Soft Machine was one of the most influential bands of the British progressive rock scene in the late 1960s and early 1970s. They were known for their unique blend of jazz, rock, and experimental music, and their use of unconventional time signatures and improvisation. The band was also known for their intricate instrumental compositions and their use of unusual instruments such as the electric piano, saxophone, and flute.
The band's debut album, "The Soft Machine," was released in 1968 and featured a mix of original compositions and covers of jazz and pop songs. The album was well received by critics and helped establish the band as a major force in the progressive rock movement. The band's second album, "Volume Two," was released later that same year and featured a more experimental sound, with longer and more complex compositions.

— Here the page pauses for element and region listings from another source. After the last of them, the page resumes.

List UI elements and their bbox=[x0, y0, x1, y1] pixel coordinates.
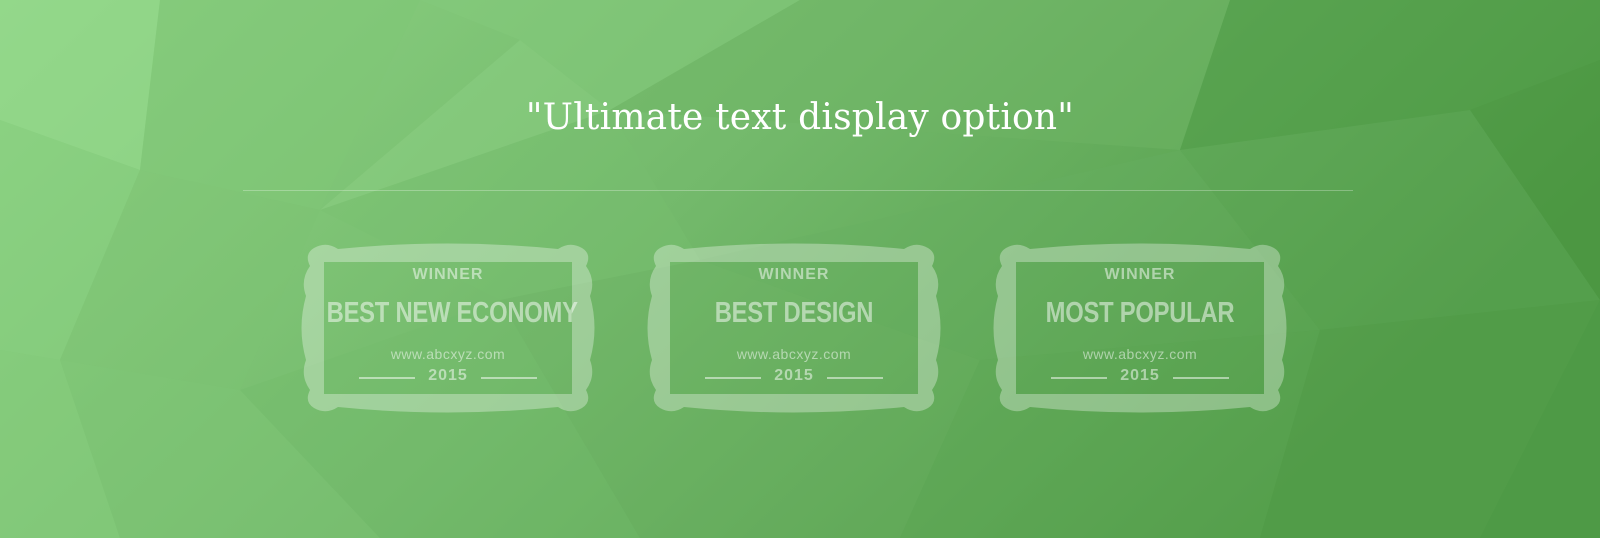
badge-year: 2015 bbox=[428, 367, 468, 384]
badge-url: www.abcxyz.com bbox=[1082, 346, 1198, 362]
badge-url: www.abcxyz.com bbox=[736, 346, 852, 362]
badge-winner-label: WINNER bbox=[1104, 266, 1176, 283]
award-badges: WINNER BEST NEW ECONOMY www.abcxyz.com 2… bbox=[300, 240, 1300, 420]
award-badge: WINNER BEST DESIGN www.abcxyz.com 2015 bbox=[646, 240, 942, 416]
badge-year-row: 2015 bbox=[300, 367, 596, 387]
badge-year: 2015 bbox=[1120, 367, 1160, 384]
award-badge: WINNER MOST POPULAR www.abcxyz.com 2015 bbox=[992, 240, 1288, 416]
badge-url: www.abcxyz.com bbox=[390, 346, 506, 362]
badge-rule bbox=[1173, 377, 1229, 379]
badge-rule bbox=[827, 377, 883, 379]
badge-winner-label: WINNER bbox=[412, 266, 484, 283]
badge-title: BEST DESIGN bbox=[714, 297, 874, 329]
headline: "Ultimate text display option" bbox=[525, 97, 1075, 138]
divider bbox=[243, 190, 1353, 191]
badge-title: MOST POPULAR bbox=[1045, 297, 1235, 329]
badge-title: BEST NEW ECONOMY bbox=[326, 297, 578, 329]
badge-year: 2015 bbox=[774, 367, 814, 384]
badge-year-row: 2015 bbox=[646, 367, 942, 387]
award-badge: WINNER BEST NEW ECONOMY www.abcxyz.com 2… bbox=[300, 240, 596, 416]
hero-section: "Ultimate text display option" WINNER BE… bbox=[0, 0, 1600, 538]
badge-winner-label: WINNER bbox=[758, 266, 830, 283]
badge-year-row: 2015 bbox=[992, 367, 1288, 387]
badge-rule bbox=[481, 377, 537, 379]
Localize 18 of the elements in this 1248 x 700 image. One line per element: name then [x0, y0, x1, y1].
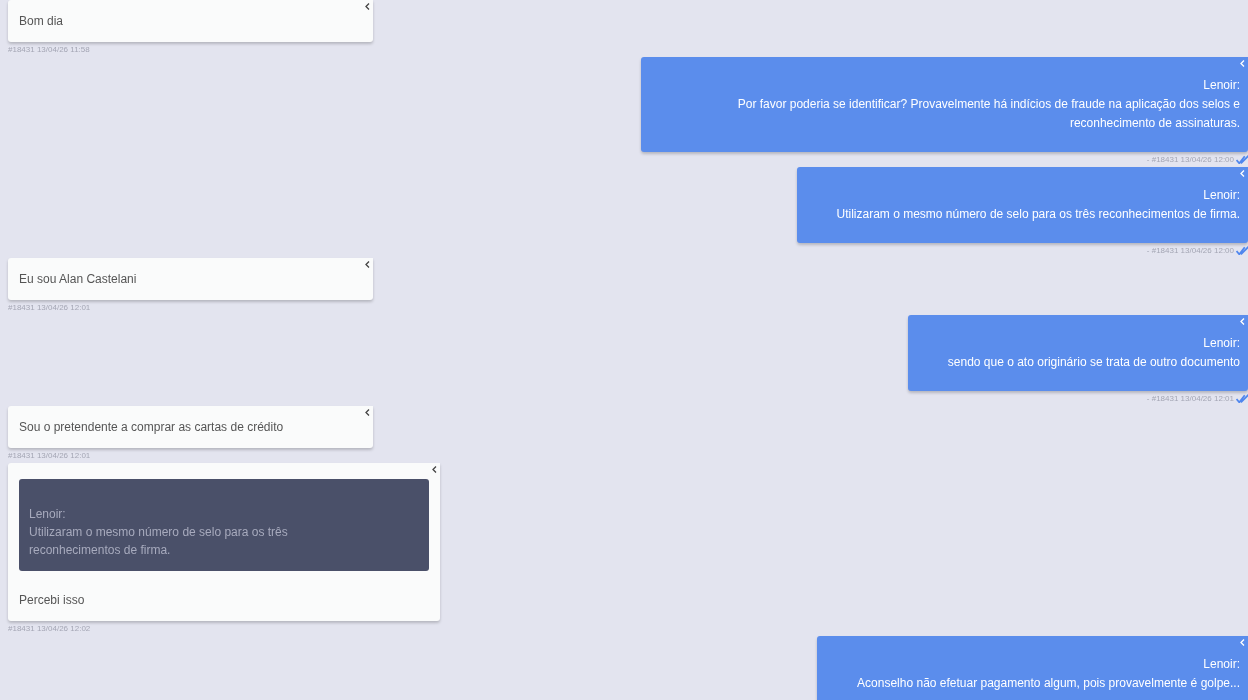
- sender-name: Lenoir:: [1202, 335, 1240, 352]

Soft Machine went through several lineup changes over the years, with Ayers leaving the band after their first album to pursue a solo career. Allen also left the band in 1969 to form his own group, Gong, and was replaced by Elton Dean on saxophone. Wyatt left the band in 1971 to form his own band, Matching Mole, and was replaced by Phil Howard on drums.
Despite these changes, Soft Machine continued to evolve and experiment with their sound, releasing a series of albums that combined jazz, rock, and avant-garde music. Their 1970 album, "Third," is widely considered to be one of their best and features a mix of jazz and classical influences, with complex instrumental arrangements and experimental electronic sounds.
Soft Machine's influence can be heard in the work of numerous other progressive rock and jazz fusion bands, including King Crimson, Yes, and Weather Report. Their legacy continues to be celebrated by music fans and critics around the world, and their innovative approach to music continues to inspire new generations of musicians.
SOFT MACHINE - Soft Machine Fourth 12" Vinyl LP Album
Barclay XBLY 080 439 U , 1971 , France
Fourth is the 1971 studio album by the Canterbury band "Soft Machine". The album is also titled Four or 4 in the USA; the numeral "4" is the title as shown on the cover in all countries, but a written-out title appears on the spine and label.
SOFT MACHINE - Super Group Vol 2 Rivmic Melodies 12" Vinyl LP Album
Barclay 0921019 , Year , Country
"Volume Two" is the LP by The Soft Machine, first released in 1969. A jazz influence is introduced to the humour, dadaism, and psychedelia of The Soft Machine (1968). The album was inspired by Frank Zappa's Absolutely Free ,
Third is the 1970 double LP by "Soft Machine", with each side of the original vinyl consisting of a single long composition. Its music explores the emerging jazz fusion of the type present on Miles Davis' Bitches Brew, which was released just a few months earlier.